The influence of DED process parameters and heat-treatment cycle on the microstructure and hardness of AISI D2 tool steel

Abstract

The impact of both the laser directed energy deposition (DED) process parameters and post-deposition heat-treatment cycles on the microstructural characteristics and hardness are evaluated for cladding AISI D2 tool steel onto annealed AISI D2 substrates. The influences of powder feed rate, and laser scanning speed were assessed. After laser deposition, the DED samples were subjected to various tempering heat-treatment cycles.
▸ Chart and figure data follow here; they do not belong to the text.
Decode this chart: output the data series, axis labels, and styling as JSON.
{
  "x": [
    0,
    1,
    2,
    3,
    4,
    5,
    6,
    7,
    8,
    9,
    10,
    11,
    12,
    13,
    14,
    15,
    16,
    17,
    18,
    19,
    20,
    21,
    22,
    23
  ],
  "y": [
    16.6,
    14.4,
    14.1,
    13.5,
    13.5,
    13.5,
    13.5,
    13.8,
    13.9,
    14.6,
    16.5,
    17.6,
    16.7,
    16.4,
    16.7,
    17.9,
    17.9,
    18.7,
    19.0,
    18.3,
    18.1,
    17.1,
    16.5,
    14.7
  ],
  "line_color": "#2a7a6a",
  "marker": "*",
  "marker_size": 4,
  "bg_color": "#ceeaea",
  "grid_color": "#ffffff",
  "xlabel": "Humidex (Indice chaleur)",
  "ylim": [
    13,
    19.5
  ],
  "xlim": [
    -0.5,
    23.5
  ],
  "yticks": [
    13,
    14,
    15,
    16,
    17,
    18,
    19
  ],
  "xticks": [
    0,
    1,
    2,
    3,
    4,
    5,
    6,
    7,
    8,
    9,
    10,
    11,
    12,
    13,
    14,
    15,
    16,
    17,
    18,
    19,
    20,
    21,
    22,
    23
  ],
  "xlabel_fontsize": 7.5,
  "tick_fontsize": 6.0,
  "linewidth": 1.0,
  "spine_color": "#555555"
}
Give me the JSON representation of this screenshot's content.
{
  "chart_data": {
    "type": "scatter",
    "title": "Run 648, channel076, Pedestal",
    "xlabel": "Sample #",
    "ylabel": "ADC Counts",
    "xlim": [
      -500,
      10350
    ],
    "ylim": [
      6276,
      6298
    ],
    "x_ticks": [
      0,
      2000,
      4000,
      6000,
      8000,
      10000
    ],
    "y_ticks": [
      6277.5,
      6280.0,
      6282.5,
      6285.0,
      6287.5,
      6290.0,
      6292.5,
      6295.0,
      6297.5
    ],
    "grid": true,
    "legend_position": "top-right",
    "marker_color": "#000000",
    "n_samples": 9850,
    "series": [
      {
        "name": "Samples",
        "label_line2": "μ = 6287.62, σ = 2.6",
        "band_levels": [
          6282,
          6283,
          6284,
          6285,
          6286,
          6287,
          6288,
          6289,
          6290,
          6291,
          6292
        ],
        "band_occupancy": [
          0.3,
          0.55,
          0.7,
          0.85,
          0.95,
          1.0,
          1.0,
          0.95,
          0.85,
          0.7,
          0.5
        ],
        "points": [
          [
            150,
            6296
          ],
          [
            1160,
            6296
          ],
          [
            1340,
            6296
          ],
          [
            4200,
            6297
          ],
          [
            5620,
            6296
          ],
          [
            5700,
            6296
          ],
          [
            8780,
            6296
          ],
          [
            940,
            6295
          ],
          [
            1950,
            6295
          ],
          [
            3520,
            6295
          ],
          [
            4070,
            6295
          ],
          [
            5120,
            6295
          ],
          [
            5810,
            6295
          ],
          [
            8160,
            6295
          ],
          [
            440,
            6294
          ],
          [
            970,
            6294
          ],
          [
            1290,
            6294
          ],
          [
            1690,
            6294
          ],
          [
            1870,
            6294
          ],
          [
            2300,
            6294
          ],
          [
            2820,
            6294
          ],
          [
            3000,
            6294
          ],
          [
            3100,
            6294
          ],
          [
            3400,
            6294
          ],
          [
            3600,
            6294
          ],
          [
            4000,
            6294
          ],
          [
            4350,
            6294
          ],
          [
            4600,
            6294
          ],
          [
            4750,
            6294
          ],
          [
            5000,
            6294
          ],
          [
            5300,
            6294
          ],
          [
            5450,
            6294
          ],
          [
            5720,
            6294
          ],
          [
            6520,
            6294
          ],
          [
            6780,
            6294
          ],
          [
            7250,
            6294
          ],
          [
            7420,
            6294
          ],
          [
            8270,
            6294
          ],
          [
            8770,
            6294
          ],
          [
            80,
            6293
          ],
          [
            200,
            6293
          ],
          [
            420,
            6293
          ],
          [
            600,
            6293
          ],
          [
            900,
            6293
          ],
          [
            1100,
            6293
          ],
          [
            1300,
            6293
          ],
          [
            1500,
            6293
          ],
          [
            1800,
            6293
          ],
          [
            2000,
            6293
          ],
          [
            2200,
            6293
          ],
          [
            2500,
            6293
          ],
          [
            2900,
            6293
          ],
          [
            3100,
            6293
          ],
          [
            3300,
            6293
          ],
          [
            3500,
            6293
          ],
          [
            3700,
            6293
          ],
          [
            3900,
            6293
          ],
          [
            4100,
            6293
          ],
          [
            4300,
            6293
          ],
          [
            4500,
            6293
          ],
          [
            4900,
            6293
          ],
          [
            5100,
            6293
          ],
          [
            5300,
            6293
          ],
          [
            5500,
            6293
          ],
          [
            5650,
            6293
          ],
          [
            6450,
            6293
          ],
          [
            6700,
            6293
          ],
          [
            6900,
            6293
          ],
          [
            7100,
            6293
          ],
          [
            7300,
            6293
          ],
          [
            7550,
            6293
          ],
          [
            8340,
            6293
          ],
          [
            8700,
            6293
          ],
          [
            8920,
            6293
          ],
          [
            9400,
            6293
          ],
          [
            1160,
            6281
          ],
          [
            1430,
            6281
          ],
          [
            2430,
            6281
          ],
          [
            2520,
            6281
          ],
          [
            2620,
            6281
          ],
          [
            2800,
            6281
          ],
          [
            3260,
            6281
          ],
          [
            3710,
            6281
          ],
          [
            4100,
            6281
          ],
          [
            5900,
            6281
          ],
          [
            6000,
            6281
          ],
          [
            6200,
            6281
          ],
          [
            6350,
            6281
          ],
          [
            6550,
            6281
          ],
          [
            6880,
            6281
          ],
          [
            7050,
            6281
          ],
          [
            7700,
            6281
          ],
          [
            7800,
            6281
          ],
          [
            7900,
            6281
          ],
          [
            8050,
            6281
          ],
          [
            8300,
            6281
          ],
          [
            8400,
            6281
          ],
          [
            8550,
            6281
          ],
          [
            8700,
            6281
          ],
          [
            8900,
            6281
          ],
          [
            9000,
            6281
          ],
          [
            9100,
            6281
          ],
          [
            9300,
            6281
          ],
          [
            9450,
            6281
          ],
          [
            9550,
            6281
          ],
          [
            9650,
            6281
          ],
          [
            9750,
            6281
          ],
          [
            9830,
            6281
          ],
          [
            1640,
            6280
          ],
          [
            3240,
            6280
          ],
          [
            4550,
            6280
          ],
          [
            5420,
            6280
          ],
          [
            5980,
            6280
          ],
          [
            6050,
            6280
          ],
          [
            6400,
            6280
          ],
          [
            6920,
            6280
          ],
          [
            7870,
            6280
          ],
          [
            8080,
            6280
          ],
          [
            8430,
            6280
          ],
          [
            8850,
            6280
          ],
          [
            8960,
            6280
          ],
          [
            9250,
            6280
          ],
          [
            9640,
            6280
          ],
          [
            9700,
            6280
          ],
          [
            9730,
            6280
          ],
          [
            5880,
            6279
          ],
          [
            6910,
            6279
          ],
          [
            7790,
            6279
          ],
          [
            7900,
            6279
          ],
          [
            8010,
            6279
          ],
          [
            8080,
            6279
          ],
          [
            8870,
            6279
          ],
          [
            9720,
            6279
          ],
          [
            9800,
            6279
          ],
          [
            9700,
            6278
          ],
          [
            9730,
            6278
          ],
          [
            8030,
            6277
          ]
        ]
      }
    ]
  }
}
The microstructural and compositional characteristics of both the ‘as-printed’ and heat-treated DED processed samples were investigated using scanning electron microscopy with energy dispersive X-ray spectroscopy, confocal laser scanning microscopy, and X-ray diffraction. The indentation and scratch hardness responses were assessed to evaluate the effects of various heat-treatment schedules, with comparison made to wrought D2. It was demonstrated that the microstructure of the DED processed samples had a dendritic morphology with columnar grains. Moreover, the hardness values of the DED fabricated parts were found to be higher than an annealed wrought D2, but lower than the quenched D2. Subsequent tempering of the DED printed parts resulted in a final hardness, essentially equivalent to the as-quenched level.